To write an audio CD, you need a particular kind of data: 44.1 kHz, 16 bit, stereo. If you have a wave file in that resolution, you can make an audio CD track out of it. What happens is that the burner software takes the information out of the wave container and puts it in a CD-audio container.
The important part of that statement is that the burner software takes the information out of the wave container and puts it in a CD-audio container.
Which means that it’s the exact same data. The CD burner software does not change the data, it does not convert the data, all it does is copy the data from one kind of container (Wave file) to another (CD audio file).
(If your audio file is in some other format and/or resolution, some burner software will convert it into 44.1 kHz, 16 bit, stereo and then burn it to an audio CD. On a Windows computer, that means it will convert the file into a wave file at the correct resolution.)
That’s the reason why blank CDs will often say on the packaging “800mb data/80 minutes audio” or something similar. Because we know how much data a minute of audio at 44.1 kHz, 16 bit, stereo takes up. It takes up around 10mb, which is what I started out saying. Whether it’s a wave file, CD audio file, or some other format. The actual data is the same, whatever the container happens to be.

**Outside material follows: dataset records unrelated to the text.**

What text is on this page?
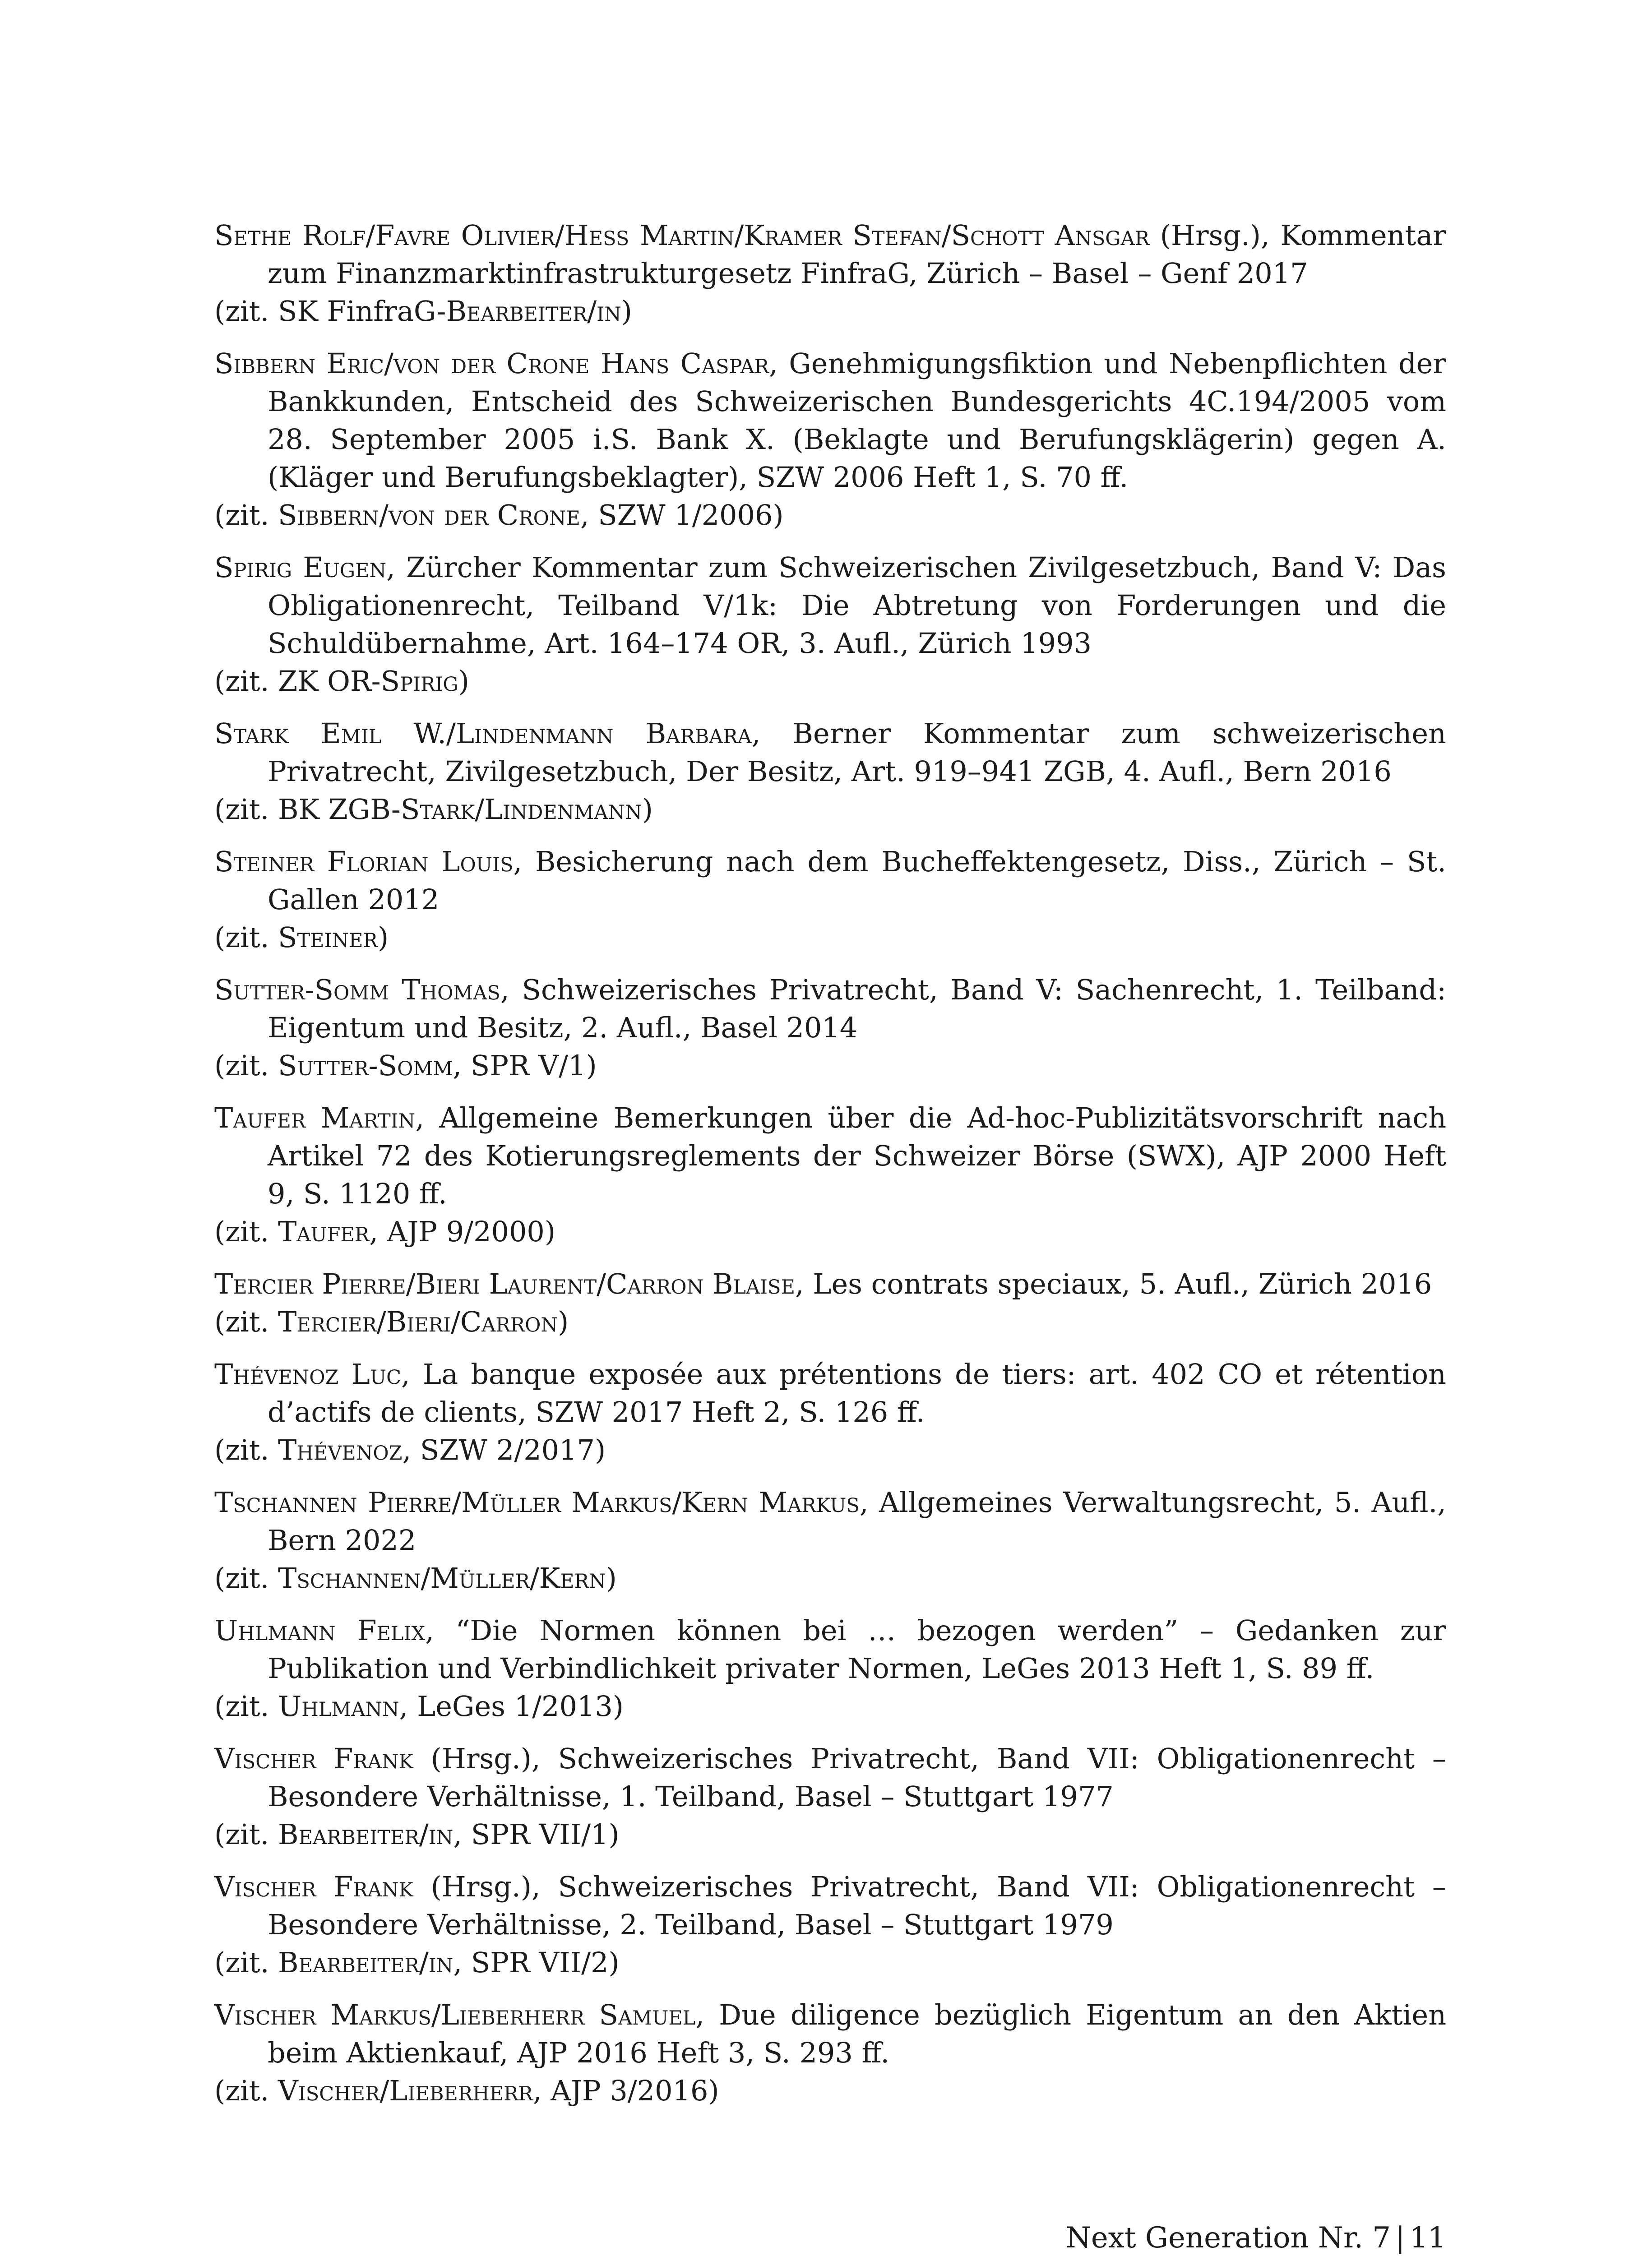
Sethe Rolf/Favre Olivier/Hess Martin/Kramer Stefan/Schott Ansgar (Hrsg.), Kommentar zum Finanzmarktinfrastrukturgesetz FinfraG, Zürich – Basel – Genf 2017
(zit. SK FinfraG-Bearbeiter/in)
Sibbern Eric/von der Crone Hans Caspar, Genehmigungsfiktion und Nebenpflichten der Bankkunden, Entscheid des Schweizerischen Bundesgerichts 4C.194/2005 vom 28. September 2005 i.S. Bank X. (Beklagte und Berufungsklägerin) gegen A. (Kläger und Berufungsbeklagter), SZW 2006 Heft 1, S. 70 ff.
(zit. Sibbern/von der Crone, SZW 1/2006)
Spirig Eugen, Zürcher Kommentar zum Schweizerischen Zivilgesetzbuch, Band V: Das Obligationenrecht, Teilband V/1k: Die Abtretung von Forderungen und die Schuldübernahme, Art. 164–174 OR, 3. Aufl., Zürich 1993
(zit. ZK OR-Spirig)
Stark Emil W./Lindenmann Barbara, Berner Kommentar zum schweizerischen Privatrecht, Zivilgesetzbuch, Der Besitz, Art. 919–941 ZGB, 4. Aufl., Bern 2016
(zit. BK ZGB-Stark/Lindenmann)
Steiner Florian Louis, Besicherung nach dem Bucheffektengesetz, Diss., Zürich – St. Gallen 2012
(zit. Steiner)
Sutter-Somm Thomas, Schweizerisches Privatrecht, Band V: Sachenrecht, 1. Teilband: Eigentum und Besitz, 2. Aufl., Basel 2014
(zit. Sutter-Somm, SPR V/1)
Taufer Martin, Allgemeine Bemerkungen über die Ad-hoc-Publizitätsvorschrift nach Artikel 72 des Kotierungsreglements der Schweizer Börse (SWX), AJP 2000 Heft 9, S. 1120 ff.
(zit. Taufer, AJP 9/2000)
Tercier Pierre/Bieri Laurent/Carron Blaise, Les contrats speciaux, 5. Aufl., Zürich 2016
(zit. Tercier/Bieri/Carron)
Thévenoz Luc, La banque exposée aux prétentions de tiers: art. 402 CO et rétention d’actifs de clients, SZW 2017 Heft 2, S. 126 ff.
(zit. Thévenoz, SZW 2/2017)
Tschannen Pierre/Müller Markus/Kern Markus, Allgemeines Verwaltungsrecht, 5. Aufl., Bern 2022
(zit. Tschannen/Müller/Kern)
Uhlmann Felix, “Die Normen können bei … bezogen werden” – Gedanken zur Publikation und Verbindlichkeit privater Normen, LeGes 2013 Heft 1, S. 89 ff.
(zit. Uhlmann, LeGes 1/2013)
Vischer Frank (Hrsg.), Schweizerisches Privatrecht, Band VII: Obligationenrecht – Besondere Verhältnisse, 1. Teilband, Basel – Stuttgart 1977
(zit. Bearbeiter/in, SPR VII/1)
Vischer Frank (Hrsg.), Schweizerisches Privatrecht, Band VII: Obligationenrecht – Besondere Verhältnisse, 2. Teilband, Basel – Stuttgart 1979
(zit. Bearbeiter/in, SPR VII/2)
Vischer Markus/Lieberherr Samuel, Due diligence bezüglich Eigentum an den Aktien beim Aktienkauf, AJP 2016 Heft 3, S. 293 ff.
(zit. Vischer/Lieberherr, AJP 3/2016)
Next Generation Nr. 7 | 11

Ergo my statement that it is a “similarly large, uncompressed audio format” that is no longer a .wav file. And that a .wav file of the right bitrate may very well coincide with the “right amount” of time on an audio CD (or it may not, depending on the compression settings in the .wav) Thanks for dumbing it down, and clearing it up once again.
typically a CD-ROM can hold less data than an audio CD due to the additional error-correction code. Thus why it’s 80 min. of audio, but only 700 MB of data.